I've got a microcontroller with a 3.3 V tolerant digital pin that I would like to use to drive this device. I want the LED to connect to a 5 V regulator. I'm just a bit unsure of how to drive it. Is the best way to do this to use an NPN transistor?
Or you could use a MOSFET with a VGS threshold under 3.3 V (like a 2N7000). But NPN will work. If you use a MOSFET, make sure to add a series resistor of a hundred ohms to limit the current on the gate.
You seem to already know the basic NPN circuit and just want to know how to calculate the resistor values.

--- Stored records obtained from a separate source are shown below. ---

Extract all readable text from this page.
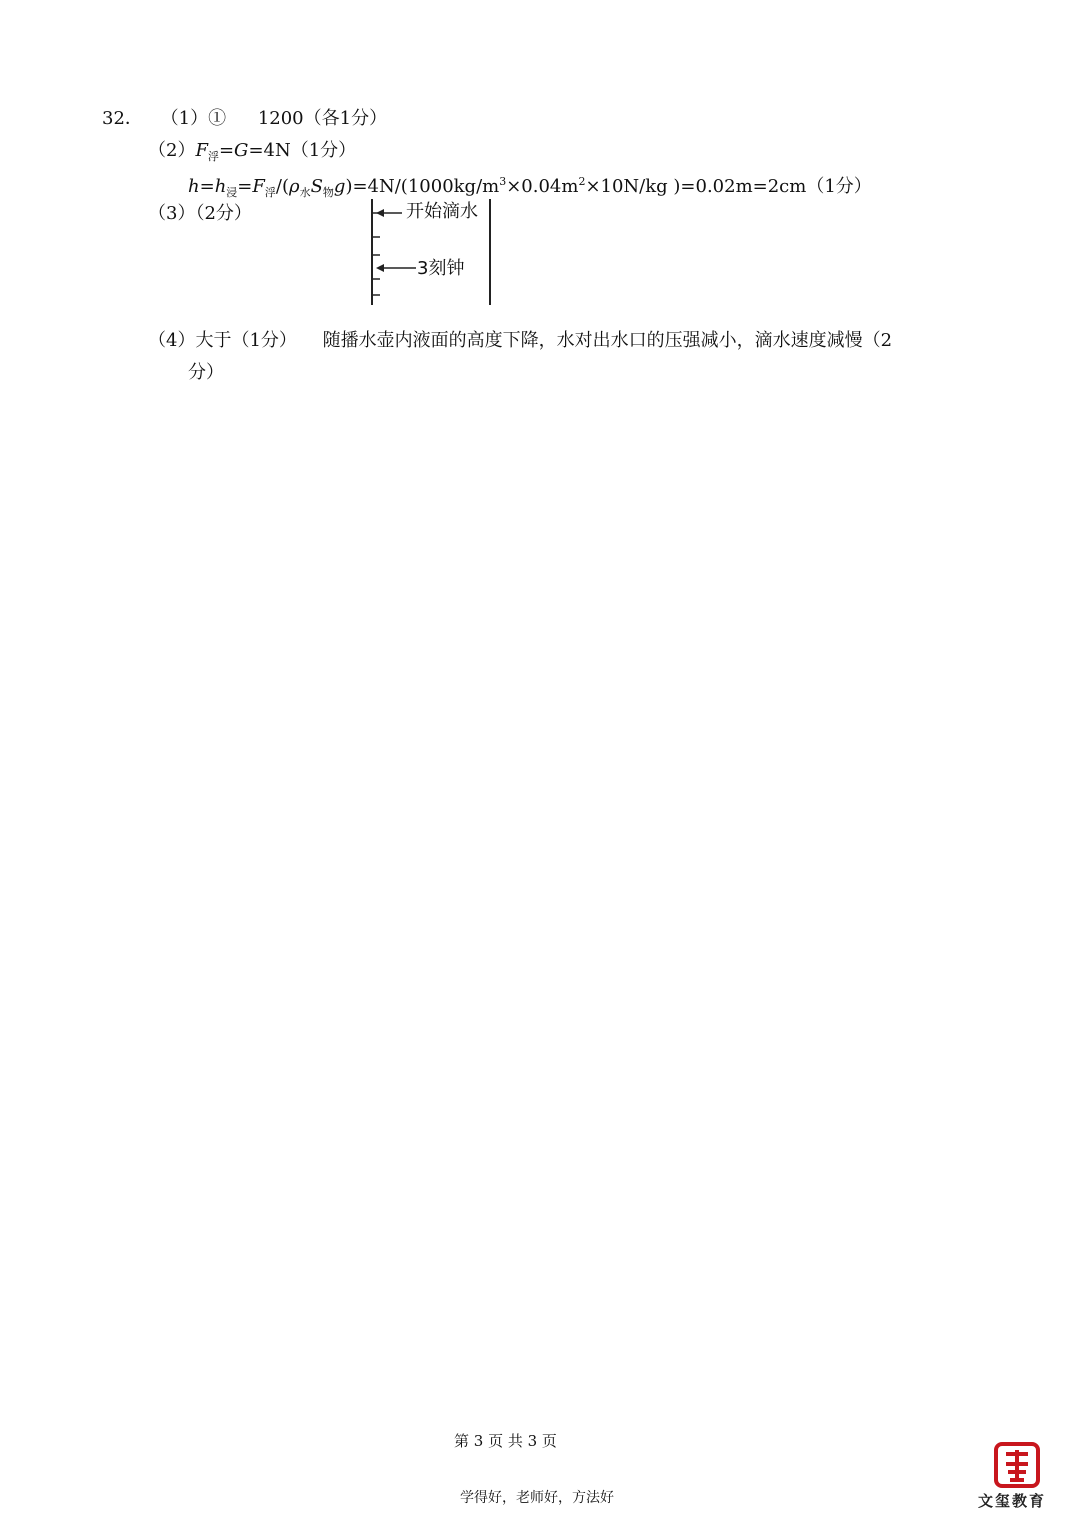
32． （1）① 1200（各1分）
$(2)F_浮=G=4N(1$分）
$h=h_浸=F_浮/(\rho_水S_物g)=4N/(1000kg/m^3\times 0.04m^2\times 10N/kg$ )=0.02m=2cm（1分）
（3）（2分）	开始滴水
3刻钟
（4）大于（1分） 随播水壶内液面的高度下降，水对出水口的压强减小，滴水速度减慢（2
分）
第 3 页 共 3 页
学得好，老师好，方法好	文玺教育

A transistor in saturation will have 0.6-0.7 V on its base and the collector will be 0.1-0.2 V.
If you truly want 20 mA through the LED and that drops 3.2 V, then the voltage across the collector resistor will end up being about 1.6 V as shown below.
Rc = V/I = 1.6/.02 = 80 ohms
If we assume a min transistor beta of 50, then the base current will be .02/50 = 0.4 mA
Rb = V/I = 2.6/.0004 = 6.5k
In reality you’ll probably only need 5-10 mA for the LED. The 80 ohms serves as an absolute minimum, just make it bigger until brightness is still acceptable.

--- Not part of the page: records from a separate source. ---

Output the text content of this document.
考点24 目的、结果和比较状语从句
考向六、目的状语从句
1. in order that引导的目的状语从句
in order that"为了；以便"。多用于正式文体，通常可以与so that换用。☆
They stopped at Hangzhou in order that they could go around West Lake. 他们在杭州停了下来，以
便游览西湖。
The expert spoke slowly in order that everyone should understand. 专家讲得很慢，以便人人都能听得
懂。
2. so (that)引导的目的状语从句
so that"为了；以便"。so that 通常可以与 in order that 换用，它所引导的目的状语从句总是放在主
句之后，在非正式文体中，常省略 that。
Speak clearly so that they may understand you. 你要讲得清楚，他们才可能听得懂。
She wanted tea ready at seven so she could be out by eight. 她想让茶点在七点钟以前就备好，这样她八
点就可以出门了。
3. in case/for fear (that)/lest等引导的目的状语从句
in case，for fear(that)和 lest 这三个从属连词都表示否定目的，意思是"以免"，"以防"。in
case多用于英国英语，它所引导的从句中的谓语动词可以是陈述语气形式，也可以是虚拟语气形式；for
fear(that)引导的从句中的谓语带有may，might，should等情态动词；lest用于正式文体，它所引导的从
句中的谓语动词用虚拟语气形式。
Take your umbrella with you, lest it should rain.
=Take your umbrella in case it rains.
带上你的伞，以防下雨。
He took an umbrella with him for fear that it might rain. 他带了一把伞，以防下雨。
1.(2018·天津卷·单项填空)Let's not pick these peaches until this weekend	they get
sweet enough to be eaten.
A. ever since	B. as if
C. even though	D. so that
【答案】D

For the base resistor don’t blindly trust beta values – error on the small side. Better to make sure transistor is well saturated than to drive it too wimpily.
You don’t need or want an additional resistor from base to VCC.
You could make a simple capacitive boost circuit that can provide enough voltage to drive the LED directly from the MCU. This example shows a 25 kHz 3 V square wave with 4.4 mA into the LED at 3.1 V. The MCU output is given to have an internal resistance of 100 ohms corresponding to a short circuit current of 30 mA. It will have an initial surge of about 28 mA and subsequent peak current will be about 17 mA. The component values are non-critical and may be adjusted as desired.
If only 4-5 mA LED current are needed and a LED with above 3 V forward voltage is used, it can be done this way:
- When the main supply voltage rises, the 3.3 V output of the linear regulator rises as well but is lagging behind some ms.
- The worst case is, if 5 V is already reached and the 3.3V line is still 0 V. If the LED forward voltage is 3 V we have a V_DNEG of 2 V.
- The protection diode in the MCU output has a forward voltage of 0.5 V, so we have 1.5 V across R1.
- The current flow into the MCU output will be 3.85 mA peak and falling as the 3.3 V line rises. This is acceptable for many MCUs, at least as a transient condition, but not for all!
- If the MCU is powered up and the output is low, we have a LED current of about 4-5 mA, if the output is high, we have no LED current except some leakage.